Programming interface
Currently it is not convenient to use saqc
programmatically, i.e. in code and not with a dedicated configuration file. In order to prepare an implementation of a real API I would like to discuss a few ideas here.
A couple of requirements from the top of my head formulated as user stories:
- As a user, I can add functions (qc-tests, harmonization, processing) to certain variables
- As a user, I want to add multiple functions and/or multiple parametrizations to a certain variable
- As a user, I want to be able to replace certain functions or their arguments
- As a user, I do not want to repeatedly pass the same arguments to functions over and over again (
data
,flagger
,field
) - As a user, I would like a possibility to run tests in parallel without the need to consider inter-test dependencies
- As a user, I want the same possibilities (e.g. variable wild cards) as through the CLI
- As a user, I want to use the same test names as through the CLI
- As a user, I want to make my runs reproducible, i.e. record the test functions and the passed parameters
- As a user, I want the option to evaluate the configuration lazily, i.e. first define the configuration in code and than run the system on a dedicated command
- As a user, I want to be able to use the same configuration for multiple datasets.
- As a user, I like to change the name of variable to which a test is applied in order to make configuration reuse practical.
- As a user, I like to change the test/flagger order of an existing configuration.
- As a user, I like to generate configurations (semi-)automatically from a set of given parameters.

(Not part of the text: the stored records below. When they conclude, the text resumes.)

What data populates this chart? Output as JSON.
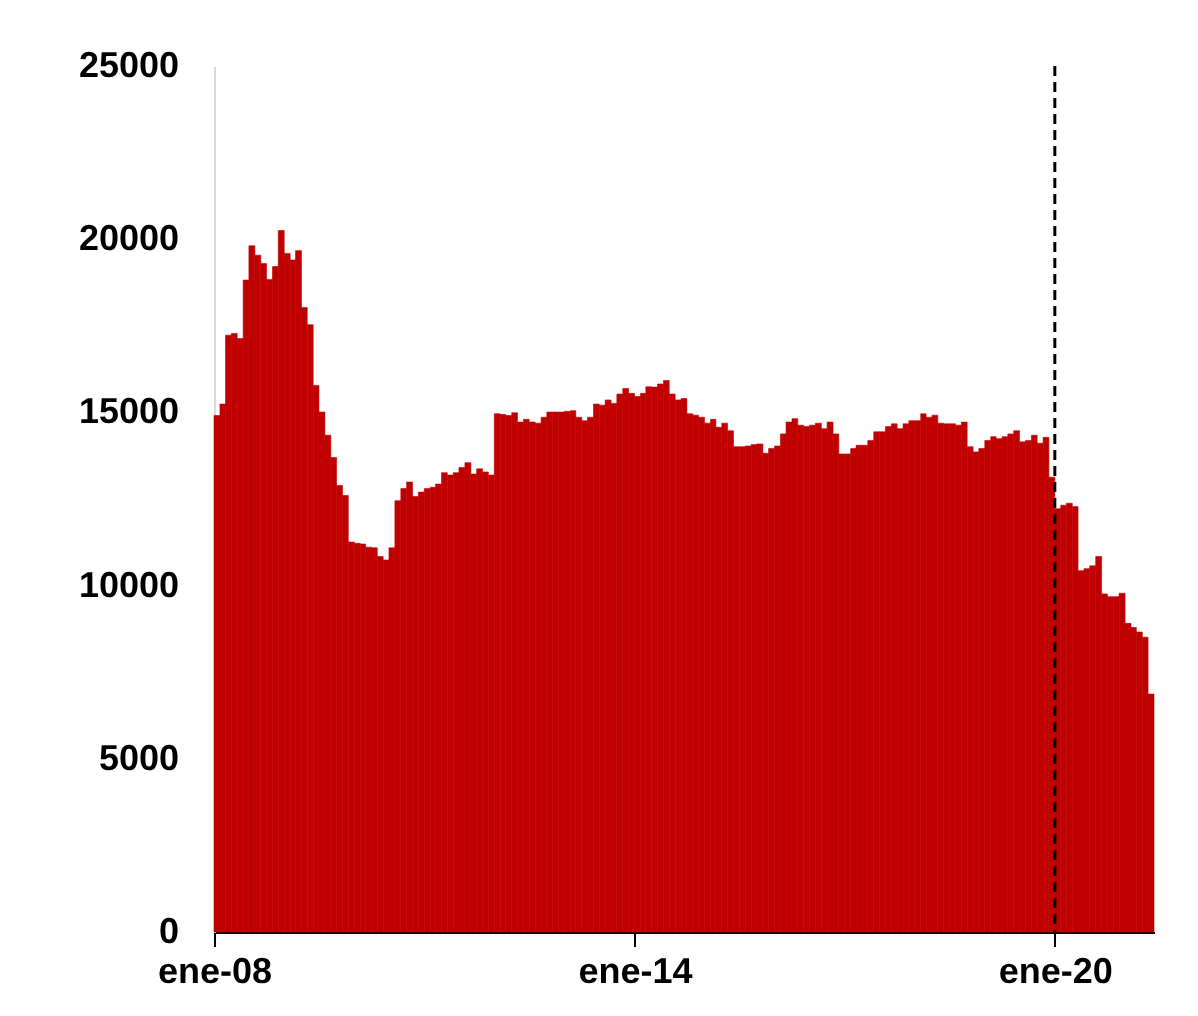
{
  "chart_data": {
    "type": "bar",
    "color": "#c00000",
    "grid": false,
    "x": [
      "2008-01",
      "2008-02",
      "2008-03",
      "2008-04",
      "2008-05",
      "2008-06",
      "2008-07",
      "2008-08",
      "2008-09",
      "2008-10",
      "2008-11",
      "2008-12",
      "2009-01",
      "2009-02",
      "2009-03",
      "2009-04",
      "2009-05",
      "2009-06",
      "2009-07",
      "2009-08",
      "2009-09",
      "2009-10",
      "2009-11",
      "2009-12",
      "2010-01",
      "2010-02",
      "2010-03",
      "2010-04",
      "2010-05",
      "2010-06",
      "2010-07",
      "2010-08",
      "2010-09",
      "2010-10",
      "2010-11",
      "2010-12",
      "2011-01",
      "2011-02",
      "2011-03",
      "2011-04",
      "2011-05",
      "2011-06",
      "2011-07",
      "2011-08",
      "2011-09",
      "2011-10",
      "2011-11",
      "2011-12",
      "2012-01",
      "2012-02",
      "2012-03",
      "2012-04",
      "2012-05",
      "2012-06",
      "2012-07",
      "2012-08",
      "2012-09",
      "2012-10",
      "2012-11",
      "2012-12",
      "2013-01",
      "2013-02",
      "2013-03",
      "2013-04",
      "2013-05",
      "2013-06",
      "2013-07",
      "2013-08",
      "2013-09",
      "2013-10",
      "2013-11",
      "2013-12",
      "2014-01",
      "2014-02",
      "2014-03",
      "2014-04",
      "2014-05",
      "2014-06",
      "2014-07",
      "2014-08",
      "2014-09",
      "2014-10",
      "2014-11",
      "2014-12",
      "2015-01",
      "2015-02",
      "2015-03",
      "2015-04",
      "2015-05",
      "2015-06",
      "2015-07",
      "2015-08",
      "2015-09",
      "2015-10",
      "2015-11",
      "2015-12",
      "2016-01",
      "2016-02",
      "2016-03",
      "2016-04",
      "2016-05",
      "2016-06",
      "2016-07",
      "2016-08",
      "2016-09",
      "2016-10",
      "2016-11",
      "2016-12",
      "2017-01",
      "2017-02",
      "2017-03",
      "2017-04",
      "2017-05",
      "2017-06",
      "2017-07",
      "2017-08",
      "2017-09",
      "2017-10",
      "2017-11",
      "2017-12",
      "2018-01",
      "2018-02",
      "2018-03",
      "2018-04",
      "2018-05",
      "2018-06",
      "2018-07",
      "2018-08",
      "2018-09",
      "2018-10",
      "2018-11",
      "2018-12",
      "2019-01",
      "2019-02",
      "2019-03",
      "2019-04",
      "2019-05",
      "2019-06",
      "2019-07",
      "2019-08",
      "2019-09",
      "2019-10",
      "2019-11",
      "2019-12",
      "2020-01",
      "2020-02",
      "2020-03",
      "2020-04",
      "2020-05",
      "2020-06",
      "2020-07",
      "2020-08",
      "2020-09",
      "2020-10",
      "2020-11",
      "2020-12",
      "2021-01",
      "2021-02",
      "2021-03",
      "2021-04",
      "2021-05"
    ],
    "values": [
      14910,
      15240,
      17230,
      17280,
      17130,
      18820,
      19810,
      19540,
      19300,
      18840,
      19210,
      20250,
      19590,
      19400,
      19670,
      18030,
      17530,
      15780,
      15010,
      14340,
      13700,
      12890,
      12600,
      11260,
      11220,
      11200,
      11110,
      11090,
      10840,
      10740,
      11090,
      12450,
      12800,
      12990,
      12570,
      12700,
      12800,
      12840,
      12930,
      13260,
      13190,
      13260,
      13410,
      13550,
      13220,
      13370,
      13280,
      13190,
      14960,
      14940,
      14910,
      14990,
      14720,
      14800,
      14720,
      14690,
      14860,
      15010,
      15010,
      15010,
      15030,
      15050,
      14860,
      14760,
      14860,
      15240,
      15210,
      15360,
      15260,
      15530,
      15690,
      15550,
      15460,
      15550,
      15740,
      15730,
      15820,
      15920,
      15530,
      15360,
      15400,
      14960,
      14920,
      14860,
      14690,
      14800,
      14570,
      14690,
      14470,
      14010,
      14010,
      14030,
      14070,
      14090,
      13820,
      13960,
      14030,
      14380,
      14720,
      14820,
      14630,
      14590,
      14630,
      14690,
      14530,
      14720,
      14380,
      13800,
      13800,
      13960,
      14050,
      14050,
      14190,
      14440,
      14440,
      14590,
      14670,
      14530,
      14670,
      14760,
      14760,
      14960,
      14860,
      14920,
      14690,
      14670,
      14670,
      14630,
      14720,
      14010,
      13860,
      13960,
      14190,
      14300,
      14240,
      14300,
      14380,
      14470,
      14150,
      14190,
      14340,
      14110,
      14280,
      13130,
      12220,
      12320,
      12380,
      12280,
      10430,
      10490,
      10570,
      10840,
      9760,
      9680,
      9680,
      9780,
      8910,
      8790,
      8660,
      8510,
      6870
    ],
    "xlim": [
      "2008-01",
      "2021-06"
    ],
    "xticks": [
      {
        "value": "2008-01",
        "label": "ene-08"
      },
      {
        "value": "2014-01",
        "label": "ene-14"
      },
      {
        "value": "2020-01",
        "label": "ene-20"
      }
    ],
    "ylim": [
      0,
      25000
    ],
    "yticks": [
      0,
      5000,
      10000,
      15000,
      20000,
      25000
    ],
    "ref_lines": [
      {
        "axis": "x",
        "value": "2020-01",
        "color": "#000000",
        "line_style": "dashed"
      }
    ]
  }
}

- As a user, I like to specify variables, that should be checked not only by name but also by columns number/index.
- As a developer, I want a construct which can also be used for the CLI, i.e. no separate machineries for the CLI and the new API
A few code snippets as a base for discussion:
-
At the moment I am thinking of a object oriented interface, so everything starts with an object creation:
config = SaQC()
-
Then we need to add some tests.
A more or less literal translation could look like
config.var("x").range(min=0, max=100) # that way we could reproduce more complex patterns like config.var("temp[0-9]+").range(min=0, max=100) # to make things less verbose, maybe we could things like config.y.range(min=0, max=100) # not yet sure how to realize them, but generics could look like that config.var("y").generic(lambda d: (d < 100) & (d >= y/2))

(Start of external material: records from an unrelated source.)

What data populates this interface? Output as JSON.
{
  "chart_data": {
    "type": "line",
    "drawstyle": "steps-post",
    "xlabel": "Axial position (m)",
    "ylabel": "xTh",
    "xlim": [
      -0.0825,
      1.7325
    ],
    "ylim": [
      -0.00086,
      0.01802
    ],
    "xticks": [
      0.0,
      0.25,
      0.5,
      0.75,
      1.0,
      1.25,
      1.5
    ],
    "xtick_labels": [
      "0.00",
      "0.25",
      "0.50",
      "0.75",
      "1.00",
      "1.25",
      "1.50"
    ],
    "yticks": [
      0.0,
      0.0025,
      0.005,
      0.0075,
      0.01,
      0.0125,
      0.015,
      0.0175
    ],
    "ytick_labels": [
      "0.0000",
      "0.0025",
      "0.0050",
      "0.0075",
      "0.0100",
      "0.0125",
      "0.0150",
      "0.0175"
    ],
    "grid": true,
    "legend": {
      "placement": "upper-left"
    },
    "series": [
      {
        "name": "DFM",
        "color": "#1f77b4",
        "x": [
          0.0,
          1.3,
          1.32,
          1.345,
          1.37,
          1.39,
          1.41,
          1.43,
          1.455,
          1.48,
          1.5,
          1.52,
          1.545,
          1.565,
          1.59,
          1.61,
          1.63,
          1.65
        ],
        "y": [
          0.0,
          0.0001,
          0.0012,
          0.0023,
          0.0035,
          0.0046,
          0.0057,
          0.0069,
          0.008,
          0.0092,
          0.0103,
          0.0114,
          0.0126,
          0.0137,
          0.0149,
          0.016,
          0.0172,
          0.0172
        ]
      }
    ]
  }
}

We could also make things more explicit
config.var("x").qc.range(min=10, max=100) config.var("temp[0-9]+").harm.shift2Grid(freq="10Min")
Or maybe less 'cody':
config.var("x").qc("range", min=10, max=100)
or even:
config.add("x", "range", min=10, max=100)
-
and finally run the system
data, flagger = saqc.run(data, BaseFlagger())

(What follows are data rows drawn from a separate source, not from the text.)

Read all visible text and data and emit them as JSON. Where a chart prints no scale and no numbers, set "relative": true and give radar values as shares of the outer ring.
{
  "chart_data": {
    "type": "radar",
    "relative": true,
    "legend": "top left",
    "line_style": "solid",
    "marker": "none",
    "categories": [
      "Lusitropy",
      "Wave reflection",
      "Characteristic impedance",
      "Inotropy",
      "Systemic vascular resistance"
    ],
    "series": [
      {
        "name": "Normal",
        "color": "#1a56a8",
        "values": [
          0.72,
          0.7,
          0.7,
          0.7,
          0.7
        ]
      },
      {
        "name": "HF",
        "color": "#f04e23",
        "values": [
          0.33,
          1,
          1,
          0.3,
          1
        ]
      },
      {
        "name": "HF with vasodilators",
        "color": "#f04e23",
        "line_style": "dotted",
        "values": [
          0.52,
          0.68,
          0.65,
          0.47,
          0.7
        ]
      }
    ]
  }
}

Any comments, suggestions or alternative ideas @palmb , @luenensc , @schmidle ? I would like to collect ideas on how the interface should look like, to make the usage of saqc
in code easier and more convenient and maybe even make the system usable in other contexts (like the implementation and testing phase of new algorithms/methods, ML trainings). So any ideas are welcome, no matter how hard or easy their realization might be.